Adesso chi mi prende sulle spalle?

Adesso chi mi prende sulle spalle?
2 Settembre 2016

“Sa stanotte, ho sognato mio padre. Mi capita davvero poche volte”. Donatella è sulla 50ina. Vedova da qualche mese. Mi ha chiesto di “accompagnarla” per attraversare questo momento. Un accompagnamento umano e forse spirituale. La ascolto e cerco di aiutarla a leggersi. Due figlie, entrambe sposate, che vivono lontane. La chiamano spesso, certo, ma da quando Maurizio non c’è più, non è la stessa cosa. “Eravamo al mare. Nella spiaggia dove andavamo da piccoli. Ma io ero grande, era adesso. Però ripetevo a mio padre le stesse parole che gli dicevo davvero quando ero piccola: su, su papi! E con le braccia protese verso di lui, aspettavo che mi prendesse in braccio e mi mettesse a cavalcioni sulle sue spalle. Quante volte lo ha fatto davvero con me! Ed io da lassù mi sentivo la regina del mondo, protetta da tutto quello che poteva capitare, e più in alto di tutti”.

“Immagino che sia stato un bel sogno, allora – le dico”. “Sì bello, ma mi ha lasciato tanta, tanta nostalgia”. La voce si incrina. Una sillaba le muore sulle labbra che tremano e gli occhi si allagano. Ma si trattiene. “Mi scusi, dottore”. Fa un bel respiro, deglutisce e poi riprende. “No, è che mi è venuto in mente un ricordo con Maurizio. Eravamo insieme da meno di un anno … una vita fa! Lui mi aveva convinto ad andare al concerto di Vasco a Imola. Per me era una novità assoluta, non ero mai stata ad un concerto. Ma fu bellissimo. E la cosa che mi ricordo di più fu che, verso la fine, all’improvviso mi sentì sollevata da terra. Guardai giù spaventata e mi accorsi che Maurizio mi aveva preso sulle spalle e mi teneva con forza. Vedevo il palco lì, c’ero quasi dentro. Cantavo, sorridevo, urlavo. Ero felice. Una emozione bellissima”. E mentre lo dice il sorriso le taglia il viso e le accende gli occhi.

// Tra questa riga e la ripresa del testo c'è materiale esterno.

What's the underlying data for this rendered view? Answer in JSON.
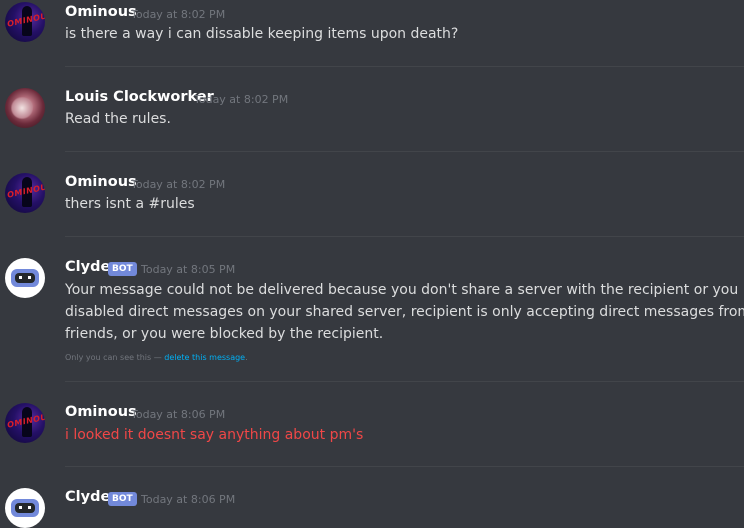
{
  "messages": [
    {
      "author": "Ominous",
      "avatar_text": "OMINOUS",
      "timestamp": "Today at 8:02 PM",
      "text": "is there a way i can dissable keeping items upon death?"
    },
    {
      "author": "Louis Clockworker",
      "timestamp": "Today at 8:02 PM",
      "text": "Read the rules."
    },
    {
      "author": "Ominous",
      "avatar_text": "OMINOUS",
      "timestamp": "Today at 8:02 PM",
      "text": "thers isnt a #rules"
    },
    {
      "author": "Clyde",
      "badge": "BOT",
      "timestamp": "Today at 8:05 PM",
      "lines": [
        "Your message could not be delivered because you don't share a server with the recipient or you",
        "disabled direct messages on your shared server, recipient is only accepting direct messages from",
        "friends, or you were blocked by the recipient."
      ],
      "note_prefix": "Only you can see this — ",
      "note_link": "delete this message",
      "note_suffix": "."
    },
    {
      "author": "Ominous",
      "avatar_text": "OMINOUS",
      "timestamp": "Today at 8:06 PM",
      "text": "i looked it doesnt say anything about pm's"
    },
    {
      "author": "Clyde",
      "badge": "BOT",
      "timestamp": "Today at 8:06 PM"
    }
  ],
  "colors": {
    "background": "#36393f",
    "username": "#ffffff",
    "message_text": "#dcddde",
    "error_text": "#f04747",
    "timestamp": "#72767d",
    "bot_badge": "#7289da",
    "link": "#00b0f4"
  }
}
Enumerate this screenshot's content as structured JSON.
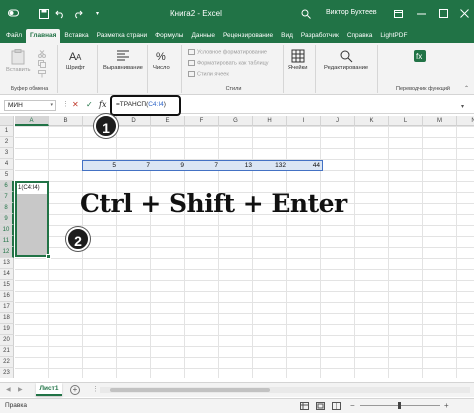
{
  "window": {
    "title": "Книга2 - Excel",
    "user": "Виктор Бухтеев",
    "accent_color": "#217346"
  },
  "tabs": [
    "Файл",
    "Главная",
    "Вставка",
    "Разметка страни",
    "Формулы",
    "Данные",
    "Рецензирование",
    "Вид",
    "Разработчик",
    "Справка",
    "LightPDF"
  ],
  "active_tab": "Главная",
  "ribbon": {
    "clipboard": {
      "paste": "Вставить",
      "group": "Буфер обмена"
    },
    "font": {
      "label": "Шрифт"
    },
    "alignment": {
      "label": "Выравнивание"
    },
    "number": {
      "label": "Число"
    },
    "styles": {
      "conditional": "Условное форматирование",
      "as_table": "Форматировать как таблицу",
      "cell_styles": "Стили ячеек",
      "group": "Стили"
    },
    "cells": {
      "label": "Ячейки"
    },
    "editing": {
      "label": "Редактирование"
    },
    "translator": {
      "group": "Переводчик функций"
    }
  },
  "formula_bar": {
    "name_box": "МИН",
    "cancel_symbol": "✕",
    "enter_symbol": "✓",
    "fx_symbol": "fx",
    "formula_prefix": "=ТРАНСП(",
    "formula_ref": "C4:I4",
    "formula_suffix": ")"
  },
  "grid": {
    "columns": [
      "A",
      "B",
      "C",
      "D",
      "E",
      "F",
      "G",
      "H",
      "I",
      "J",
      "K",
      "L",
      "M",
      "N"
    ],
    "rows": [
      "1",
      "2",
      "3",
      "4",
      "5",
      "6",
      "7",
      "8",
      "9",
      "10",
      "11",
      "12",
      "13",
      "14",
      "15",
      "16",
      "17",
      "18",
      "19",
      "20",
      "21",
      "22",
      "23"
    ],
    "row4_values": [
      "5",
      "7",
      "9",
      "7",
      "13",
      "132",
      "44"
    ],
    "a6_text": "1(C4:I4)"
  },
  "overlay": {
    "shortcut": "Ctrl + Shift + Enter",
    "step1": "1",
    "step2": "2"
  },
  "sheets": {
    "active": "Лист1",
    "add_symbol": "+"
  },
  "status": {
    "mode": "Правка"
  }
}
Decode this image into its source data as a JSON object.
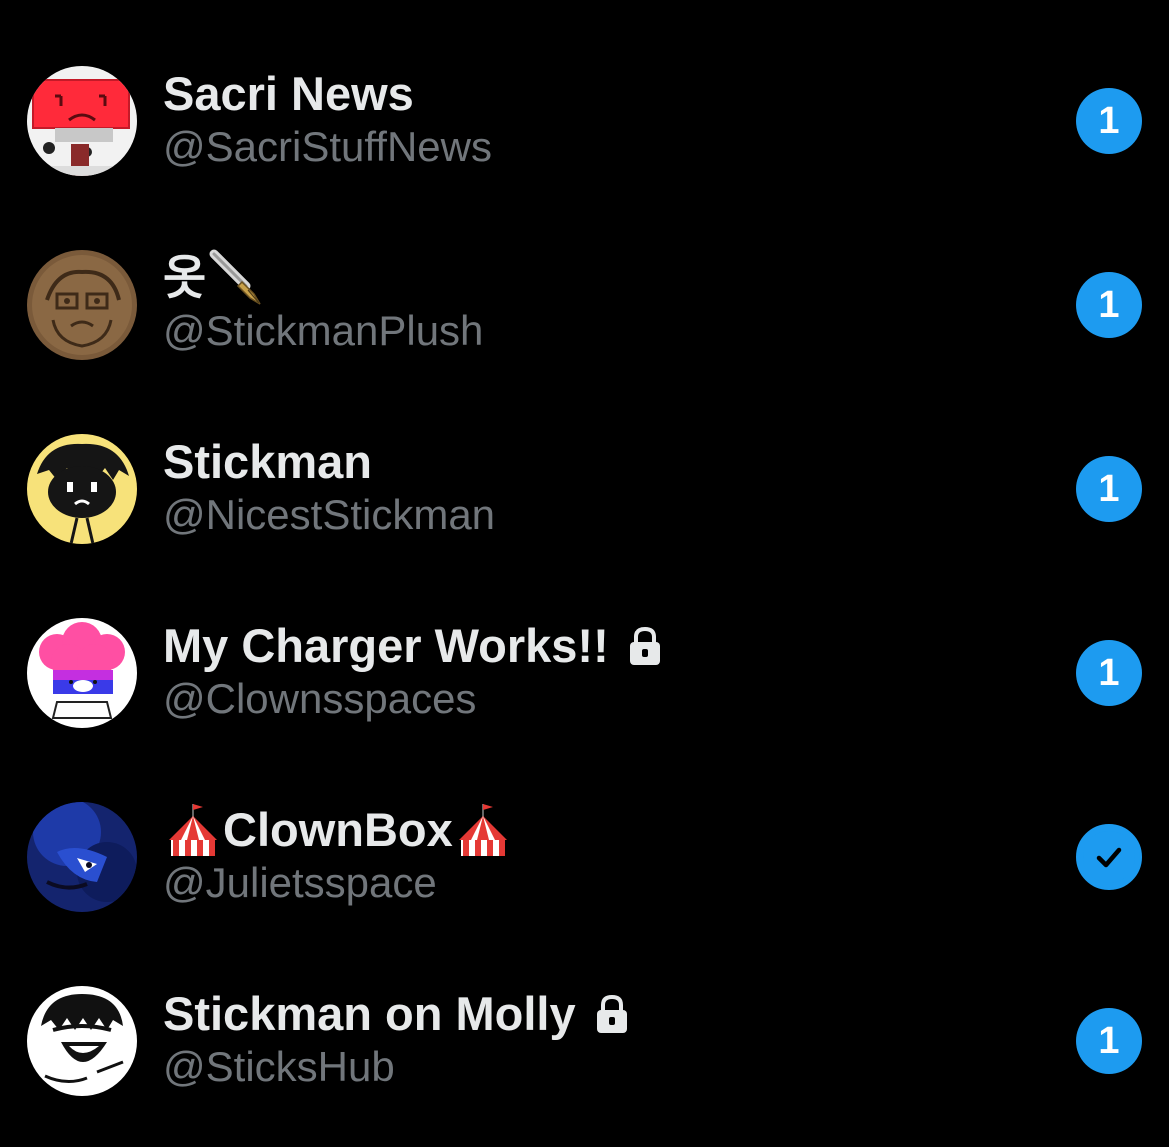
{
  "accent_color": "#1d9bf0",
  "background_color": "#000000",
  "rows": [
    {
      "avatar_icon": "red-character-avatar",
      "display_name": "Sacri News",
      "handle": "@SacriStuffNews",
      "locked": false,
      "badge": "1"
    },
    {
      "avatar_icon": "brown-sketch-avatar",
      "display_name_prefix": "옷",
      "display_name_emoji": "fountain-pen-icon",
      "handle": "@StickmanPlush",
      "locked": false,
      "badge": "1"
    },
    {
      "avatar_icon": "yellow-stickman-avatar",
      "display_name": "Stickman",
      "handle": "@NicestStickman",
      "locked": false,
      "badge": "1"
    },
    {
      "avatar_icon": "pink-clown-avatar",
      "display_name": "My Charger Works!!",
      "handle": "@Clownsspaces",
      "locked": true,
      "badge": "1"
    },
    {
      "avatar_icon": "blue-character-avatar",
      "display_name": "ClownBox",
      "display_name_emoji": "circus-tent-icon",
      "handle": "@Julietsspace",
      "locked": false,
      "badge_icon": "checkmark-icon"
    },
    {
      "avatar_icon": "laughing-stickman-avatar",
      "display_name": "Stickman on Molly",
      "handle": "@SticksHub",
      "locked": true,
      "badge": "1"
    }
  ]
}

“Quanta energia, Donatella! Quanta bella voglia di vivere dentro a questi racconti, dentro di lei!”. “Eh, si. Vero. – risponde lei sospirando – Ma sono ricordi, sogni”. Silenzio. “E Adesso?” Una morsa le chiude la gola … si ferma … respira. Poi ci prova, ma le parole rotolano tra i singhiozzi: “Adesso, … chi me prende … sulle spalle?” Le offro un fazzoletto e lei si asciuga gli occhi. E continua. “Si, forse questa è la cosa che mi fa soffrire di più. Non so più su chi contare. Prego, prego, ma ho la sensazione che anche Dio se ne sia andato. Non lo sento, non ne vedo le tracce”. Non so che dirle. Però questa sua parola accende una luce nella mia testa. E mi ricordo della storia Brasiliana dei due che camminano sulla spiaggia. Così le dico: “E’ un po’ come se lei, camminando su quella stessa spiaggia del sogno, vedesse solo due impronte, e non più quattro”. Di scatto risponde lasciando scorrere le lacrime, ormai libere: “Sì, esatto … proprio così!” Singhiozza libera, finalmente. Io attendo. Poi si ritrova e mi torna a fissare.

E allora provo a suggerire una possibilità: “Chi le assicura che quelle impronte siano le sue?” “Come le mie? – risponde sorpresa – e di chi se no?” “Chi c’era con lei a camminare su quella “spiaggia”?” “Per tanti anni io ho visto con certezza quattro impronte, due mie e due di Dio, ne sono sicura. Ma adesso le sue sono sparite”. “Appunto, chi le assicura che a sparire siano state le impronte di Dio e non le sue, invece?” Mi guarda fissa, silenziosa, intensa. Forse uno spiraglio si vede. E poi, stupita e un po’ sorpresa: “Cioè, lei vuol dire che le impronte che vedo ora sono di Dio e Lui mi ha preso sulle sue spalle?” Le dico con serena forza: “Come potrebbe Dio abbandonarla proprio ora! Condivide il suo dolore e ne porta lui il peso. Certo quelle di Dio sono spalle forti e sicure, ma talmente alte che a volta non riusciamo nemmeno più a vedere le cose per bene”. Si ferma. Pensosa. Gli occhi in terra. Io attendo. Respira, si soffia il naso. E poi si apre in sorriso dolce: “Si, ma lì, sulle Sue spalle, nessuno ti può far male … nemmeno la morte”.